We also estimate that loan clients could expect a 11% To 22% drop in the entire price of mortgage processing fees billed to them if smart contracts are adopted. The total of outstanding mortgage loans across the united states and European Union countries in 2014 was valued at $20.98 trillion. Based on the US mortgage market case, smart contracts may possibly save between $3 billion and $11 billion in the new mortgage origination process across the US and EU.

Claims processing cost savings at the motor insurance industry

We consider that, in the motor vehicle insurance industry, smart Contracts that bring insurers, clients and third parties to a single platform Also, third-parties like chargers, transport providers and hospitals — once They are part of the dispersed ledger — will be able to supply faster Support against promises to clients and can anticipate quicker settlement of claims.
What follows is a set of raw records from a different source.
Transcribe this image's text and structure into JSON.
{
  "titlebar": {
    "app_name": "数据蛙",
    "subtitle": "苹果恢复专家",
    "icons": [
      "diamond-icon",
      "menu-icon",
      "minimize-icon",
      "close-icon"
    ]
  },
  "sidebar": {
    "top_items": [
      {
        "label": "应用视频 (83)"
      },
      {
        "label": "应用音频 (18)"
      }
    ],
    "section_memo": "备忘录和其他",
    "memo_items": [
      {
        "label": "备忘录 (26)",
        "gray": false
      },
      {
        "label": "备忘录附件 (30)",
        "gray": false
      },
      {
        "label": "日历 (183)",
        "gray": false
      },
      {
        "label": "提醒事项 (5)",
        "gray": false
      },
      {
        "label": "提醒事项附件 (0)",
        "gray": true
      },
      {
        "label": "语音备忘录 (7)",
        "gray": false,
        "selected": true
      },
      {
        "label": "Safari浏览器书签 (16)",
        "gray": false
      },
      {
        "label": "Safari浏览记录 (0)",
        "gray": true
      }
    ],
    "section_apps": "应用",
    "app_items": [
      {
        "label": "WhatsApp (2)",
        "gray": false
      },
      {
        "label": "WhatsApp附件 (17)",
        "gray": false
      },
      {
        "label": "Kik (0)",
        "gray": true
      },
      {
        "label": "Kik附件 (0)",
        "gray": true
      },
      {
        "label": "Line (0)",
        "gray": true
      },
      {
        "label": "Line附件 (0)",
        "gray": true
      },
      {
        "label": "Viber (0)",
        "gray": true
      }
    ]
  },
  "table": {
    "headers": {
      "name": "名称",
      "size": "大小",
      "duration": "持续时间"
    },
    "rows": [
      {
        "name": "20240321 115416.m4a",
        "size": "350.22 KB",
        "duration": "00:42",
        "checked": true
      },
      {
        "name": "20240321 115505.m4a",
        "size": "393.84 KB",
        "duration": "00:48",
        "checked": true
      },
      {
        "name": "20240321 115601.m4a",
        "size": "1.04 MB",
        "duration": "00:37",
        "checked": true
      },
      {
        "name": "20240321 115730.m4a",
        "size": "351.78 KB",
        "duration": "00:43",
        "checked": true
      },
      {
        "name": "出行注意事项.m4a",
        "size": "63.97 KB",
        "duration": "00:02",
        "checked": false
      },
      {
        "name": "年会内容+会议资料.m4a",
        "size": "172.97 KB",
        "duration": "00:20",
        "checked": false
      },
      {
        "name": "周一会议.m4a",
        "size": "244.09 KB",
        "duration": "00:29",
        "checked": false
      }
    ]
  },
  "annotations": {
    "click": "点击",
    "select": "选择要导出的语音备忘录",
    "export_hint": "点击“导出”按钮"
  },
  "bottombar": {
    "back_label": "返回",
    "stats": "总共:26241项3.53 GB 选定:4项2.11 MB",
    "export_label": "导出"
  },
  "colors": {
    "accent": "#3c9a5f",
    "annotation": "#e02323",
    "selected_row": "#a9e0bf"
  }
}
The united kingdom motor insurance industry dropped 3.7 million claims and spent $13.3 Billion in claim expenses and costs. We calculate that roughly $1.67 Billion, or 12.5 percent of their overall costs, might be saved by adopting smart contracts. Dependent on the United Kingdom motor insurance market, we estimate that each year $21 billion could be spared from the global motor insurance industry via the Usage of smart contracts. A portion of savings can be passed on to the Clients via reduced premiums on motor insurance policies. We estimate that the Cost savings amounts to a reduction of $90 on average on each premium payment In the event the insurers pass on each of the savings generated from smart contracts Adoption to customers, and $45 per premium in the event the insurers decide to pass On only 50 percent of economies.